Monday, 14 September 2015
Go Set A Watchman by Harper Lee
I tried to stay away from all the controversy while it was going on. I was aware of the freaking out over Atticus, but wasn't sure if that was minor or large in the book overall. I knew I'd read it for myself eventually, and didn't want to colour my perceptions too much. Then my book club decided that since several people had read it already, we should move the book into the September slot. (I'm going to miss the meeting for my wedding anniversary. Books versus my relationship - sorry, guys, I need the evening with my husband.)
So I read it, and maybe it's because I've only read To Kill A Mockingbird once, back in high school, and don't have indelible memories of it, but I didn't find the storyline where Atticus is a racist upsetting. I actually thought it was a strong statement, although Lee wrote this before To Kill a Mockingbird, and in some ways, a more provocative theme than that book. If To Kill A Mockingbird told us that the law sometimes fails Black people, even with a good white man on their side, Go Set A Watchman tells us that even our idols have feet of clay. And will come up with arguments and a smile to make them seem noble instead of pernicious.
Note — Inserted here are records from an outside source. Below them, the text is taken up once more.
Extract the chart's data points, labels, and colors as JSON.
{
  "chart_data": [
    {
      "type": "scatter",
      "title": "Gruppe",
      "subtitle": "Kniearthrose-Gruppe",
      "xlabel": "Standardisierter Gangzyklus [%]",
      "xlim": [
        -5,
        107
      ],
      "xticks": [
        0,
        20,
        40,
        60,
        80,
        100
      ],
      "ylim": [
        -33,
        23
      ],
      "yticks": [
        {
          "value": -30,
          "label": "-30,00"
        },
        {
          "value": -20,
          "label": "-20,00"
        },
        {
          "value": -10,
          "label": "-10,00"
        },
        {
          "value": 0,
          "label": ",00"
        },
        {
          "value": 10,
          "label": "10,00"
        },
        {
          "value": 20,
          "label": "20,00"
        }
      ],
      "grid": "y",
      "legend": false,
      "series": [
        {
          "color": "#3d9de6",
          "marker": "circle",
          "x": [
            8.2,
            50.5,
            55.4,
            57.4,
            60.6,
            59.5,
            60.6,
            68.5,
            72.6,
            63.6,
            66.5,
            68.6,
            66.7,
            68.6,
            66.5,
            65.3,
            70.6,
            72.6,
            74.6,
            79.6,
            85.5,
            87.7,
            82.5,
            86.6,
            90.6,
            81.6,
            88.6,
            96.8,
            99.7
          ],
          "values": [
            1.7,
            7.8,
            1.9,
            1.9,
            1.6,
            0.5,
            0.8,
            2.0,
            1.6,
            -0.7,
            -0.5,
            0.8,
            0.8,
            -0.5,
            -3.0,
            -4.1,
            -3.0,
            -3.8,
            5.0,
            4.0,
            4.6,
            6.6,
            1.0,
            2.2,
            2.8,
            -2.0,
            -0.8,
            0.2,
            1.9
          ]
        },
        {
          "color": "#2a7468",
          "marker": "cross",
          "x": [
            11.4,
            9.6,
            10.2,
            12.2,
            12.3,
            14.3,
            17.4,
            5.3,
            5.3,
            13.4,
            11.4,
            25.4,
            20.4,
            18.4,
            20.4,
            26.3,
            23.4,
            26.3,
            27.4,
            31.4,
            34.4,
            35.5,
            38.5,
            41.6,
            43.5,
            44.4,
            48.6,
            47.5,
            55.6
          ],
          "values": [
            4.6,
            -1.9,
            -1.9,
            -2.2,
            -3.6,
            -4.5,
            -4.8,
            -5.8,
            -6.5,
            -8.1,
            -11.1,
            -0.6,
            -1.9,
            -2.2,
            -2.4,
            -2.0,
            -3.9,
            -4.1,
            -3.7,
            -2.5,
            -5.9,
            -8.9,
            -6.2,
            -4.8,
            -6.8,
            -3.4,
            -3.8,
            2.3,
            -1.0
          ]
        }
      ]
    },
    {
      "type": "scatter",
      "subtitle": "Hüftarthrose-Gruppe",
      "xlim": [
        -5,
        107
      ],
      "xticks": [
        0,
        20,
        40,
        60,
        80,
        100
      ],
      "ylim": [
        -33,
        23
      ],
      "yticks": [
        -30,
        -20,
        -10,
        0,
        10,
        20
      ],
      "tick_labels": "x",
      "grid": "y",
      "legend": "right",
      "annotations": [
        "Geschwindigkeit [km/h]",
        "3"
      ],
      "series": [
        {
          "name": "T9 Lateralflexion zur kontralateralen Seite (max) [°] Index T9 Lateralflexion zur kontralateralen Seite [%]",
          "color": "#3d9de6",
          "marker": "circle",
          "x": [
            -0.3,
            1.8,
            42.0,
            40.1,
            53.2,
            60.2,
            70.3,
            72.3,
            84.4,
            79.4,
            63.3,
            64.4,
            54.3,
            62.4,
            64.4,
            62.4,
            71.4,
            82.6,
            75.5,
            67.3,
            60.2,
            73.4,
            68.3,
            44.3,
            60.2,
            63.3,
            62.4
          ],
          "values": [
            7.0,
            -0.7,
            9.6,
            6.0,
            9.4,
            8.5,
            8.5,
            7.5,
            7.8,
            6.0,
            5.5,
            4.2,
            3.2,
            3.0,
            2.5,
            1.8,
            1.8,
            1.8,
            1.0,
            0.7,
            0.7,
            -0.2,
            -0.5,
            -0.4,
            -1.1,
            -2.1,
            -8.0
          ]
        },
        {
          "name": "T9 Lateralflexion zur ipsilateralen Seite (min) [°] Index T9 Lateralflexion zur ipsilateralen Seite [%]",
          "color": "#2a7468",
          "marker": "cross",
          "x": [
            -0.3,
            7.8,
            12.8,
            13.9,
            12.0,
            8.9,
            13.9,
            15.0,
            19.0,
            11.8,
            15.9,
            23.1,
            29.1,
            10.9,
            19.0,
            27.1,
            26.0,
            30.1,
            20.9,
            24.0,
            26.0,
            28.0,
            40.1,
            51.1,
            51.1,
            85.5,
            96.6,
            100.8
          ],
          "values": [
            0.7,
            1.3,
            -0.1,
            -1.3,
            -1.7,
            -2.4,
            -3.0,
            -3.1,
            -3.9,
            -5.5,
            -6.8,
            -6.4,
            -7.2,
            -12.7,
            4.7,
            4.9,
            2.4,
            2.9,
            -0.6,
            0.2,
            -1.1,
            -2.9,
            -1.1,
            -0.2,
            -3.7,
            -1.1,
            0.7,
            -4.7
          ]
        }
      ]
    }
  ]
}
But it isn't as good a book. While the first half is really quite good, it gets far too didactic in the second half, becoming an in-depth conversation on the subject, where we are repeatedly told rather than shown about life in the South at the start of desegregation. It's a lengthy treatise on states' rights, and how they're different from being racist, but then back into a lengthy discussion of the kind of racist Atticus is, which is the kind who can think Black people are getting too many rights before they're ready for them, and sit approvingly by while a white man froths at the mouth and threatens violence, but still think he's a good man because he'd want Black people to be done right by the law.
Scout's uncle at the end tries to argue that she's the bigot, more or less because this makes her angry. Atticus won't budge any more than she will, but he does it with a smile and somehow that makes her the one who is immune to reason or change. That was frustrating as hell. But her journey of disillusionment was interesting, finding out that your childhood heroes are sometimes also assholes. You may still love them, and must reconcile the difference.
If only the style didn't fall apart at the end, I would argue that this has the potential to be a powerful book, and one with a more difficult message for white folks to hear than To Kill a Mockingbird. Maybe it's good to have our heroes be complicit, and have to realize that not everyone who talks a good game means it. That maybe just making sure the law is carried out, knowing that when you're not around it won't be, isn't damn well good enough. That racism extends beyond the law, into types of decisions that have obviously hurt Calpurnia, Scout's beloved surrogate mother over her entire life and will continue to hurt her.
If only the book held together. It reads like a first novel. It's messy, becomes too didactic at the end, and is not as good a book as To Kill a Mockingbird. But in many ways it carries a more potent message, one that does not allow white people to see ourselves comfortably in Atticus Finch the way we would like.